…so I can stop saying I.

25 August 2011 § Leave a comment

This summer, whose decline has followed me south (I will continue to elude the autumn!), I’ve learned a lot. And when I say “a lot,” I mean I’ve grown and learned more about myself than possibly any single and consecutive four-month period in the last 25 years.

Just to be clear: I’m still six-three-and-and-half-or-so, and probably around the same weight as when I stop weighing myself every day in May (181.5 pounds, 13 stone, 82 kilos, etc.).

Right, so now that’s out of the way.

There’s a bit of ant problem in this place, a perfect little cottage on Whidbey Island near Seattle, with a perfect garden with lots of flowers, a deck on top of a bluff about the height of the one in Kenai. I can see the whole Olympic Range from that deck, and the main sea-shipping route for the Port of Seattle. I’ve seen some big fucking boats in the past week or so. Behind the house sits Mount Baker, some ways back over Puget Sound. Deception Pass, so called because some idiot probably thought Anacortes and Whidbey were in fact one island until he came up to the cliff that divides them, isn’t too far to the north. The very boring-yet-very-often-photographed engineering feat that bridges them is now a very popular place for jumpers to meet their god. They usually just become fish food.

Like I was saying, this place is perfect. Too perfect. It’s where people who heal other people with crystals and fingersnaps come to live in solitude because the energy feels good. There’s a three-foot-tall Hindu god sitting outside the front door. Every time I take off my shoes in front of him (which, for all you non-northerners, is the polite thing to do when you walk into someone’s house), I wonder who hired him, and where I can hang my socks. I don’t dare ask him, though. The economy is tough, I understand that, but I don’t want to offend his dignity. Anyway, this is a peaceful place. I was even offered a landscaping job for a few days. Fishing calluses faded from my hands, in an hour I had four blisters. Damn it.

The ants just keep coming, no matter how many I smush with my thumb. Some species just never learn.

I’m getting off-subject. People. that’s right. They’re important. And how we interact is important. I’m reasonably confident that’s where emotion started, people interacting with other people.

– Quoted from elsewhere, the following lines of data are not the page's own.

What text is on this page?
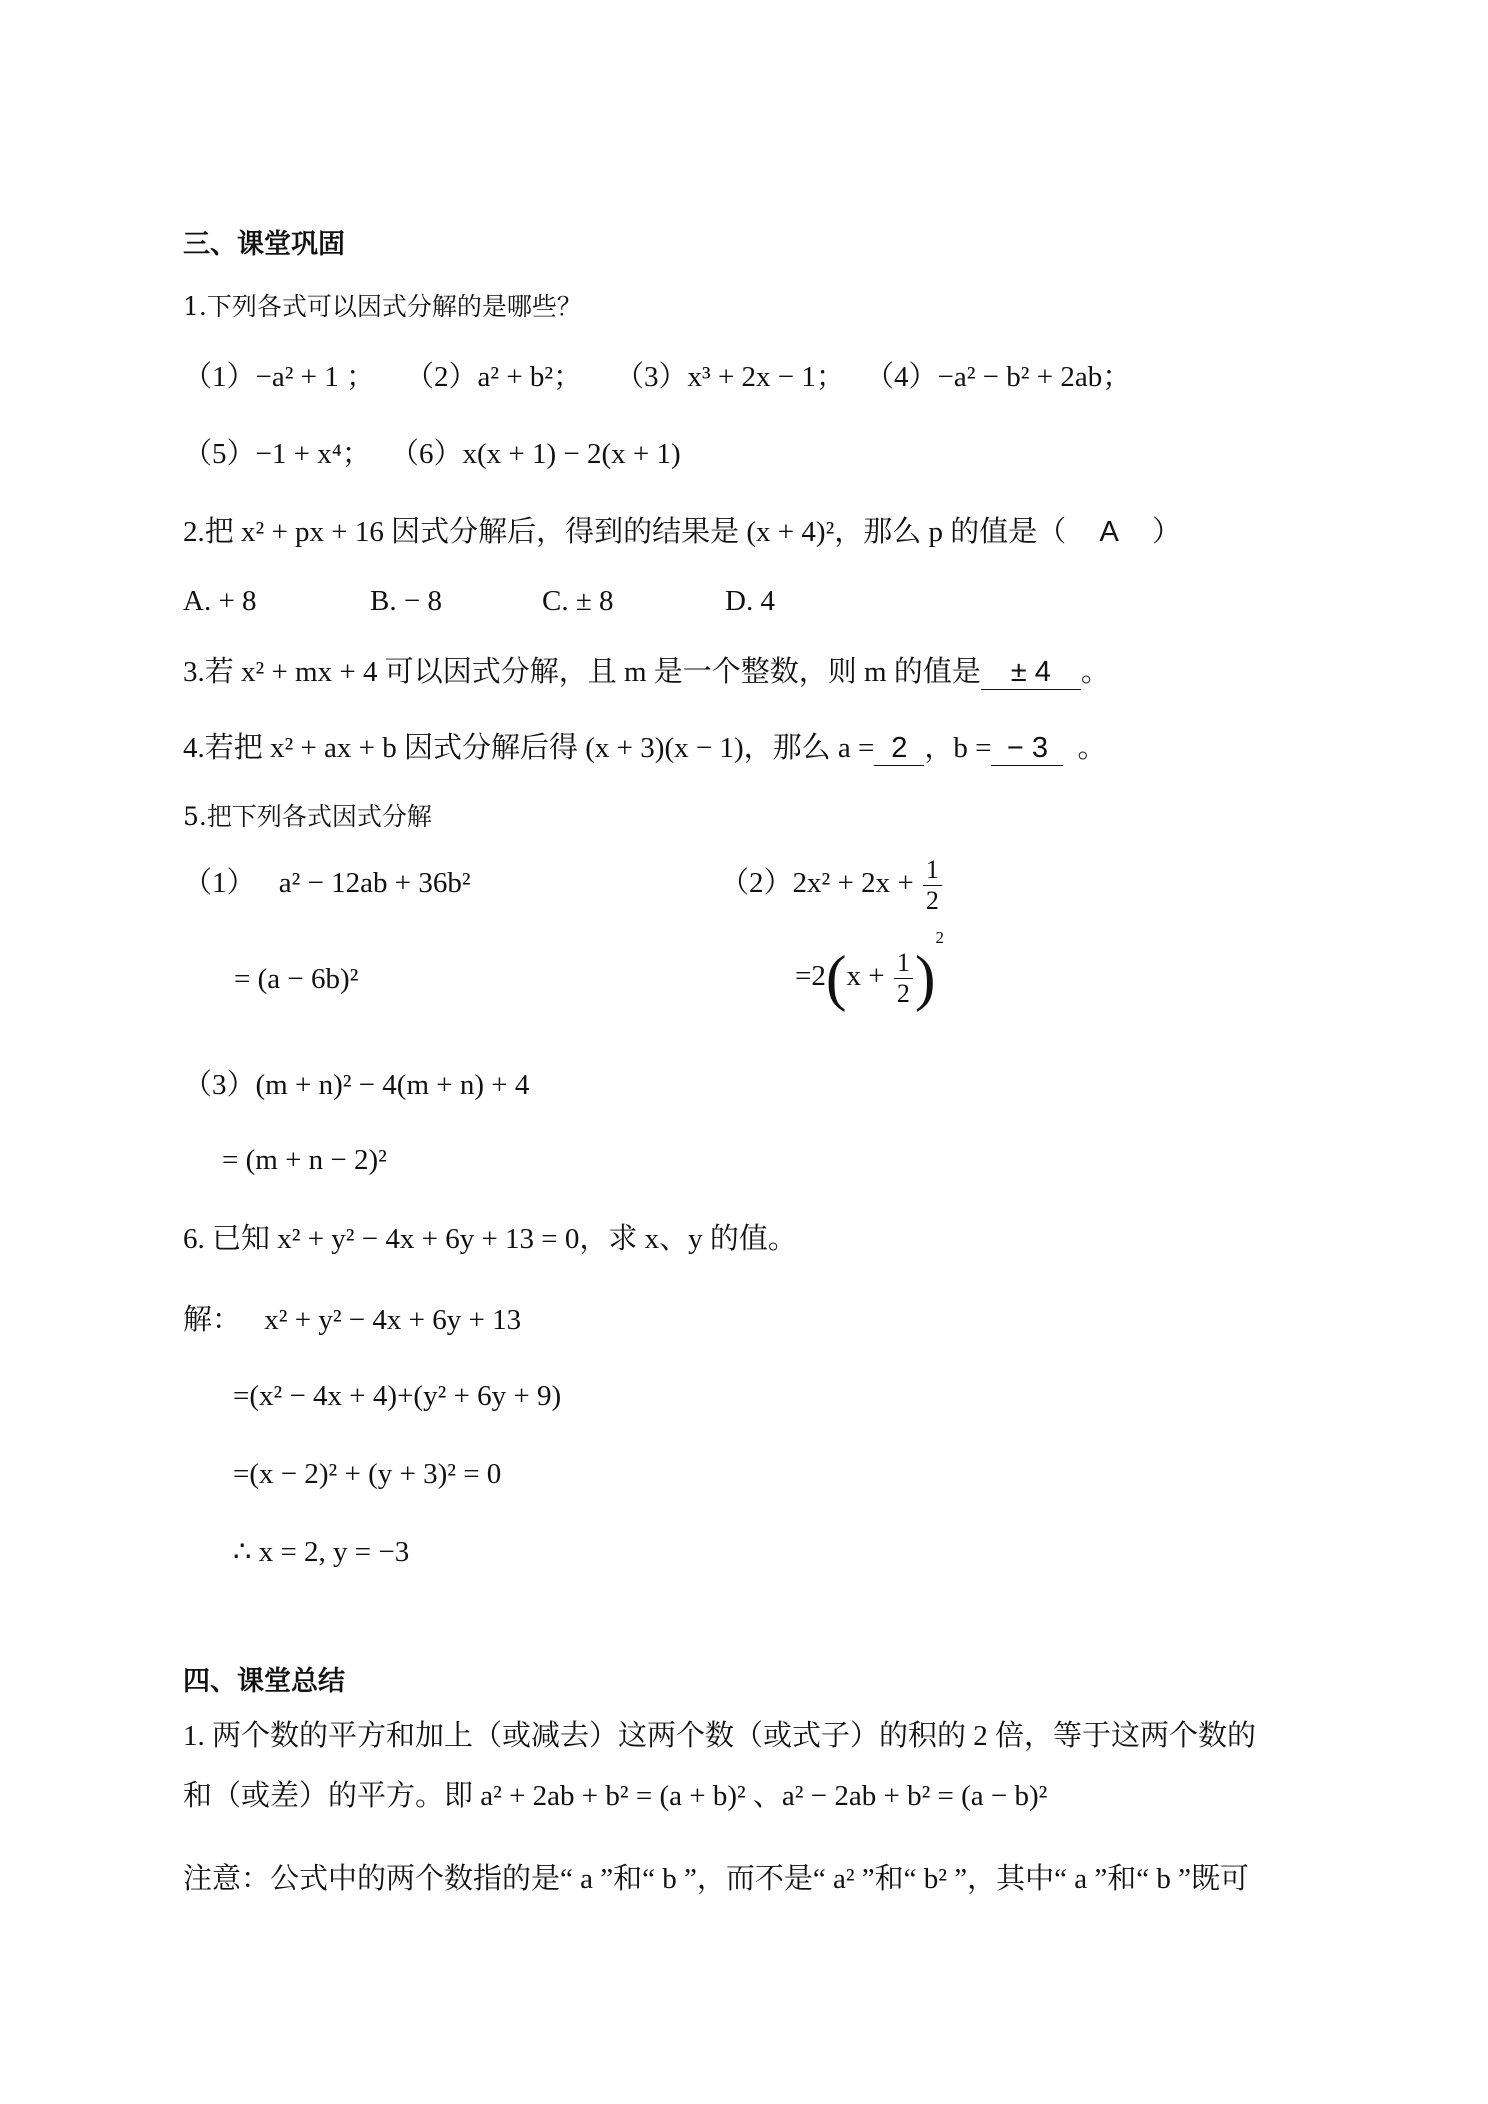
三、课堂巩固
1.下列各式可以因式分解的是哪些？
（1）−a² + 1 ； （2）a² + b²； （3）x³ + 2x − 1； （4）−a² − b² + 2ab；
（5）−1 + x⁴； （6）x(x + 1) − 2(x + 1)
2.把 x² + px + 16 因式分解后，得到的结果是 (x + 4)²，那么 p 的值是（ A ）
A. + 8	B. − 8	C. ± 8	D. 4
3.若 x² + mx + 4 可以因式分解，且 m 是一个整数，则 m 的值是 ± 4 。
4.若把 x² + ax + b 因式分解后得 (x + 3)(x − 1)，那么 a = 2 ，b = − 3 。
5.把下列各式因式分解
（1） a² − 12ab + 36b²
= (a − 6b)²
$(2)2x^2 + 2x + \frac{1}{2}$
$=2(x + \frac{1}{2} )^2$
（3）(m + n)² − 4(m + n) + 4
= (m + n − 2)²
6. 已知 x² + y² − 4x + 6y + 13 = 0，求 x、y 的值。
解： x² + y² − 4x + 6y + 13
=(x² − 4x + 4)+(y² + 6y + 9)
=(x − 2)² + (y + 3)² = 0
∴ x = 2, y = −3
四、课堂总结
1. 两个数的平方和加上（或减去）这两个数（或式子）的积的 2 倍，等于这两个数的
和（或差）的平方。即 a² + 2ab + b² = (a + b)² 、a² − 2ab + b² = (a − b)²
注意：公式中的两个数指的是“ a ”和“ b ”，而不是“ a² ”和“ b² ”，其中“ a ”和“ b ”既可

When it was just people and dinosaurs, there were no negotiations – one killed the other, and humans usually lost. I’m okay with that, too. But have you ever heard of the Christmas Day truce in 1914? One of the bloodiest wars the world has ever seen, and a few German and British troops had the cajones to jump out of the trenches near Ypres, Belgium on Christmas and trade cigarettes, play a bit of football, and do some caroling, where on any other day, they had strict orders to shoot, shoot, shoot. They even gave each other the chance to recover the corpses of their buddies.

So you see, how we interact with one another is important. And I’m realizing that those moments in which I thought my cynical and tactless (albeit true) comments – opinions – made to a boss or an ex-girlfriend (god forbid they be one and the same), would be ignored, dismissed, or on a good day, acknowledged silently, were moments of gross misunderstanding on my part – me, who is always right and logical…and on my less-than-good days. socially inept.

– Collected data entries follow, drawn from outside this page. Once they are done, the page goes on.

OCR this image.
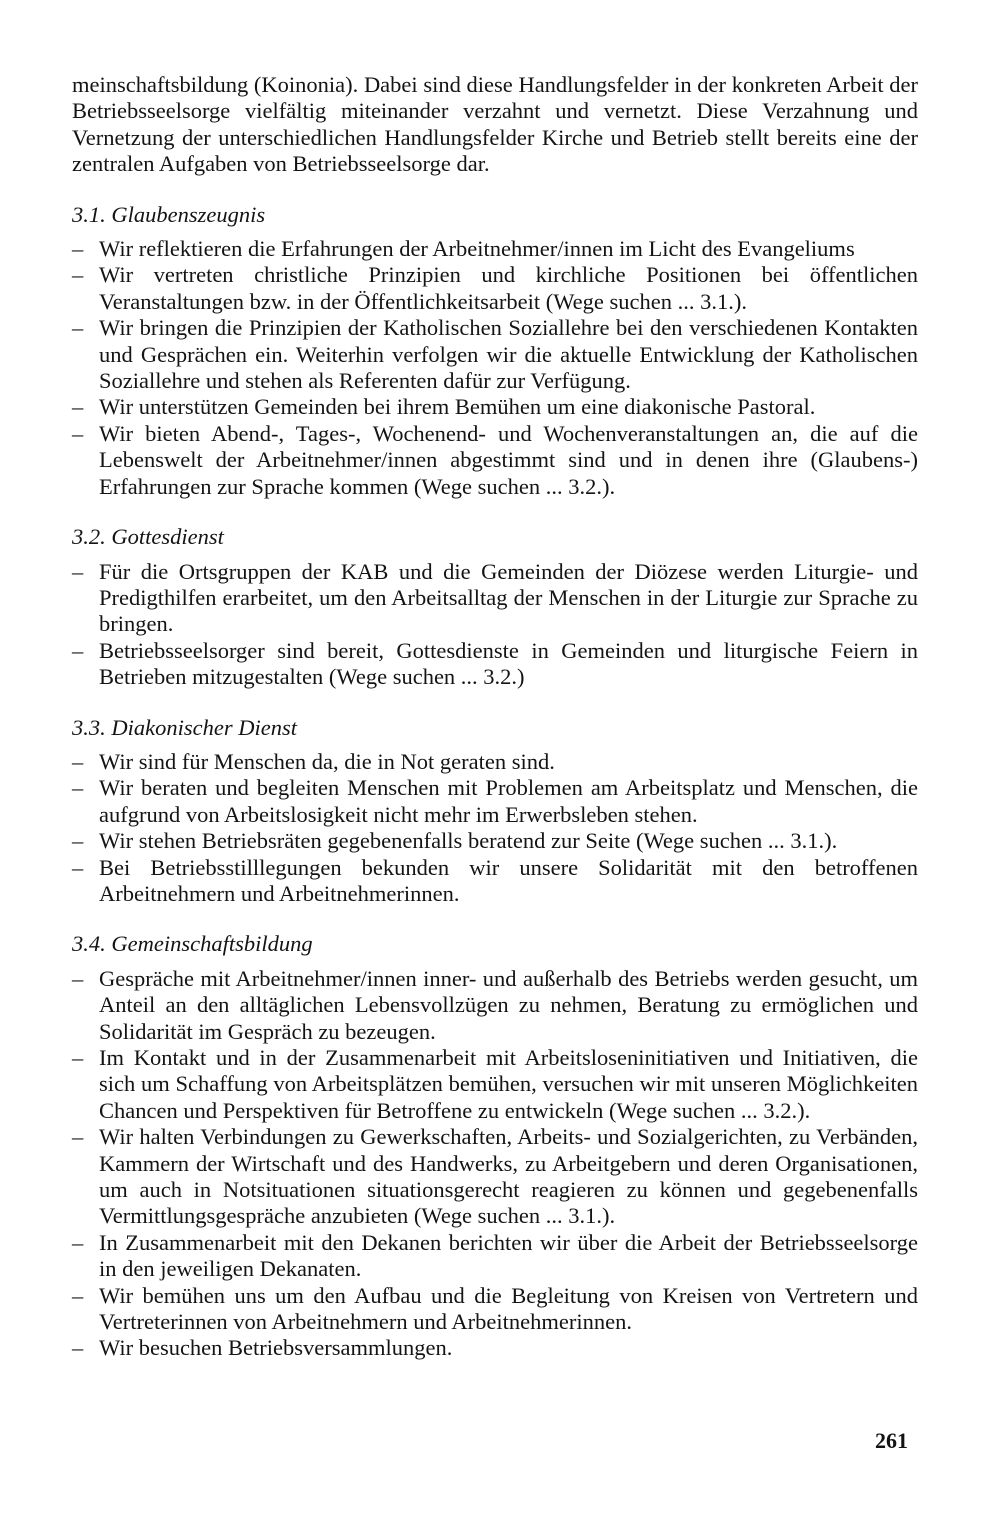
meinschaftsbildung (Koinonia). Dabei sind diese Handlungsfelder in der konkreten Arbeit der Betriebsseelsorge vielfältig miteinander verzahnt und vernetzt. Diese Verzahnung und Vernetzung der unterschiedlichen Handlungsfelder Kirche und Betrieb stellt bereits eine der zentralen Aufgaben von Betriebsseelsorge dar.

3.1. Glaubenszeugnis
– Wir reflektieren die Erfahrungen der Arbeitnehmer/innen im Licht des Evangeliums
– Wir vertreten christliche Prinzipien und kirchliche Positionen bei öffentlichen Veranstaltungen bzw. in der Öffentlichkeitsarbeit (Wege suchen ... 3.1.).
– Wir bringen die Prinzipien der Katholischen Soziallehre bei den verschiedenen Kontakten und Gesprächen ein. Weiterhin verfolgen wir die aktuelle Entwicklung der Katholischen Soziallehre und stehen als Referenten dafür zur Verfügung.
– Wir unterstützen Gemeinden bei ihrem Bemühen um eine diakonische Pastoral.
– Wir bieten Abend-, Tages-, Wochenend- und Wochenveranstaltungen an, die auf die Lebenswelt der Arbeitnehmer/innen abgestimmt sind und in denen ihre (Glaubens-) Erfahrungen zur Sprache kommen (Wege suchen ... 3.2.).
3.2. Gottesdienst
– Für die Ortsgruppen der KAB und die Gemeinden der Diözese werden Liturgie- und Predigthilfen erarbeitet, um den Arbeitsalltag der Menschen in der Liturgie zur Sprache zu bringen.
– Betriebsseelsorger sind bereit, Gottesdienste in Gemeinden und liturgische Feiern in Betrieben mitzugestalten (Wege suchen ... 3.2.)
3.3. Diakonischer Dienst
– Wir sind für Menschen da, die in Not geraten sind.
– Wir beraten und begleiten Menschen mit Problemen am Arbeitsplatz und Menschen, die aufgrund von Arbeitslosigkeit nicht mehr im Erwerbsleben stehen.
– Wir stehen Betriebsräten gegebenenfalls beratend zur Seite (Wege suchen ... 3.1.).
– Bei Betriebsstilllegungen bekunden wir unsere Solidarität mit den betroffenen Arbeitnehmern und Arbeitnehmerinnen.
3.4. Gemeinschaftsbildung
– Gespräche mit Arbeitnehmer/innen inner- und außerhalb des Betriebs werden gesucht, um Anteil an den alltäglichen Lebensvollzügen zu nehmen, Beratung zu ermöglichen und Solidarität im Gespräch zu bezeugen.
– Im Kontakt und in der Zusammenarbeit mit Arbeitsloseninitiativen und Initiativen, die sich um Schaffung von Arbeitsplätzen bemühen, versuchen wir mit unseren Möglichkeiten Chancen und Perspektiven für Betroffene zu entwickeln (Wege suchen ... 3.2.).
– Wir halten Verbindungen zu Gewerkschaften, Arbeits- und Sozialgerichten, zu Verbänden, Kammern der Wirtschaft und des Handwerks, zu Arbeitgebern und deren Organisationen, um auch in Notsituationen situationsgerecht reagieren zu können und gegebenenfalls Vermittlungsgespräche anzubieten (Wege suchen ... 3.1.).
– In Zusammenarbeit mit den Dekanen berichten wir über die Arbeit der Betriebsseelsorge in den jeweiligen Dekanaten.
– Wir bemühen uns um den Aufbau und die Begleitung von Kreisen von Vertretern und Vertreterinnen von Arbeitnehmern und Arbeitnehmerinnen.
– Wir besuchen Betriebsversammlungen.
261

(Let me indulge that habit for a moment, as an example: if an apology is an affirmation made to assure you that I’ll never do it again, this is no apology. I am sorry for those moments, but how else could I have gotten here? Yes, it was at your expense, and I bang my head into a brick wall daily for every time I fucked up (and if I can’t find brick, trust me, I find some way to feel bad about it), so I’m sorry for the pang I may have caused in your heart, aaaannd it’s probably why we don’t talk anymore.)

See what I mean?

My point: I don’t want to be a parenthesis. Usually, I make sure that when I go to sleep at night, I’ve wrapped that curvaceous figure around me like satin sheets and cellophane. I remember looking at the cabin door thinking I shouldn’t be here –  I’d rather be a temporary exclamation point, an inspiration found in an Alaskan Poet’s Cafe, near an elevator in New York City, outside an airport way out in the bush. Those are my comfort zones, and don’t you dare push me out of it. That’s my job for you. I’m not supposed to last longer than it takes for your heart to beat faster. That’s my exit sign. Usually.

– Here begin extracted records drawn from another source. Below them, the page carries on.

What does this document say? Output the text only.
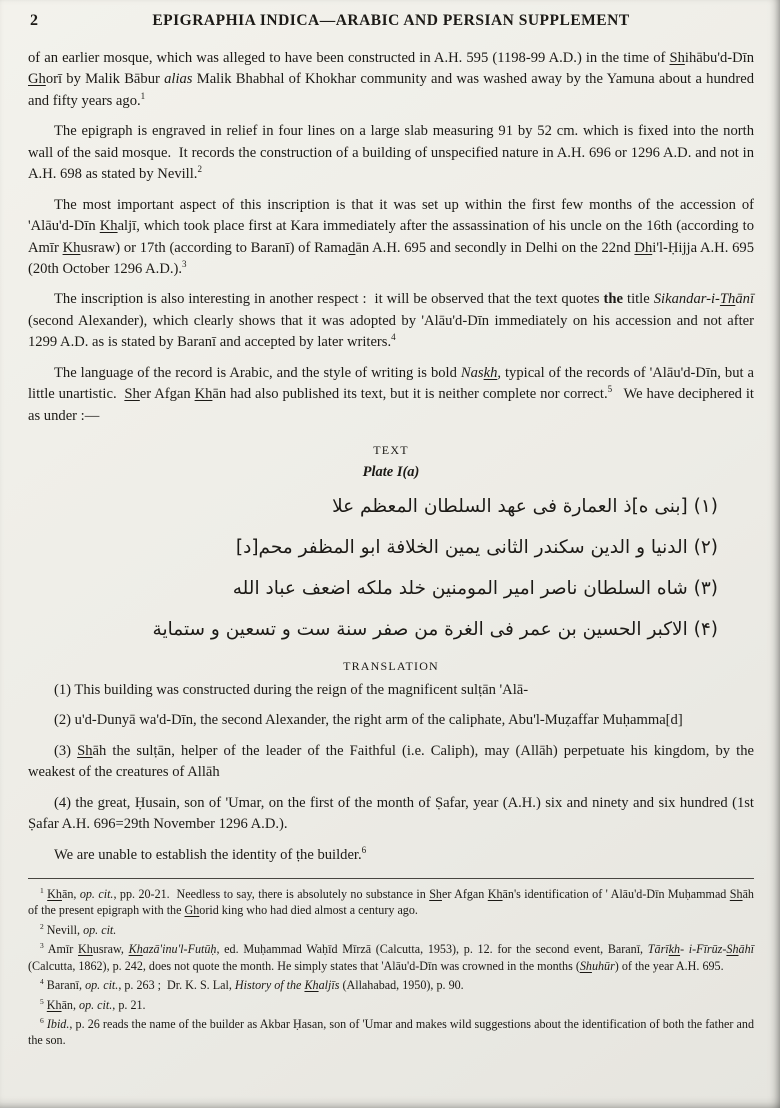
2	EPIGRAPHIA INDICA—ARABIC AND PERSIAN SUPPLEMENT

of an earlier mosque, which was alleged to have been constructed in A.H. 595 (1198-99 A.D.) in the time of Shihābu'd-Dīn Ghorī by Malik Bābur alias Malik Bhabhal of Khokhar community and was washed away by the Yamuna about a hundred and fifty years ago.$^1$

The epigraph is engraved in relief in four lines on a large slab measuring 91 by 52 cm. which is fixed into the north wall of the said mosque.  It records the construction of a building of unspecified nature in A.H. 696 or 1296 A.D. and not in A.H. 698 as stated by Nevill.$^2$

The most important aspect of this inscription is that it was set up within the first few months of the accession of 'Alāu'd-Dīn Khaljī, which took place first at Kara immediately after the assassination of his uncle on the 16th (according to Amīr Khusraw) or 17th (according to Baranī) of Ramadān A.H. 695 and secondly in Delhi on the 22nd Dhi'l-Ḥijja A.H. 695 (20th October 1296 A.D.).$^3$

The inscription is also interesting in another respect :  it will be observed that the text quotes the title Sikandar-i-Thānī (second Alexander), which clearly shows that it was adopted by 'Alāu'd-Dīn immediately on his accession and not after 1299 A.D. as is stated by Baranī and accepted by later writers.$^4$

The language of the record is Arabic, and the style of writing is bold Naskh, typical of the records of 'Alāu'd-Dīn, but a little unartistic.  Sher Afgan Khān had also published its text, but it is neither complete nor correct.$^5$   We have deciphered it as under :—

TEXT
Plate I(a)
(١) [بنى ه]ذ العمارة فى عهد السلطان المعظم علا
(٢) الدنيا و الدين سكندر الثانى يمين الخلافة ابو المظفر محم[د]
(٣) شاه السلطان ناصر امير المومنين خلد ملكه اضعف عباد الله
(۴) الاكبر الحسين بن عمر فى الغرة من صفر سنة ست و تسعين و ستماية
TRANSLATION

(1) This building was constructed during the reign of the magnificent sulṭān 'Alā-

(2) u'd-Dunyā wa'd-Dīn, the second Alexander, the right arm of the caliphate, Abu'l-Muẓaffar Muḥamma[d]

(3) Shāh the sulṭān, helper of the leader of the Faithful (i.e. Caliph), may (Allāh) perpetuate his kingdom, by the weakest of the creatures of Allāh

(4) the great, Ḥusain, son of 'Umar, on the first of the month of Ṣafar, year (A.H.) six and ninety and six hundred (1st Ṣafar A.H. 696=29th November 1296 A.D.).

We are unable to establish the identity of ṭhe builder.$^6$

$^1$ Khān, op. cit., pp. 20-21.  Needless to say, there is absolutely no substance in Sher Afgan Khān's identification of ' Alāu'd-Dīn Muḥammad Shāh of the present epigraph with the Ghorid king who had died almost a century ago.

$^2$ Nevill, op. cit.

$^3$ Amīr Khusraw, Khazā'inu'l-Futūḥ, ed. Muḥammad Waḥīd Mīrzā (Calcutta, 1953), p. 12. for the second event, Baranī, Tārīkh- i-Fīrūz-Shāhī (Calcutta, 1862), p. 242, does not quote the month. He simply states that 'Alāu'd-Dīn was crowned in the months (Shuhūr) of the year A.H. 695.

$^4$ Baranī, op. cit., p. 263 ;  Dr. K. S. Lal, History of the Khaljīs (Allahabad, 1950), p. 90.

$^5$ Khān, op. cit., p. 21.

$^6$ Ibid., p. 26 reads the name of the builder as Akbar Ḥasan, son of 'Umar and makes wild suggestions about the identification of both the father and the son.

A bottle of cool-label–yet-cheap-tasting cabernet sauvignon and a few popped blisters later: sunset seas, mountainsky breakup jazz beams in through slug-smudged windows. my head’s in the clouds, and I’m never comin’ down. pop goes the snare, goes the e-lec-tronic synth, fake that piano ‘verb like the smoothest choircompanion around. ain’t no sunshine when she’s gone, but it’s streaming through the windows something ferocious. I’m repulsed, and the liquidlove slithers like red cancer to my heart. I’m finally finding me, and this is just the start.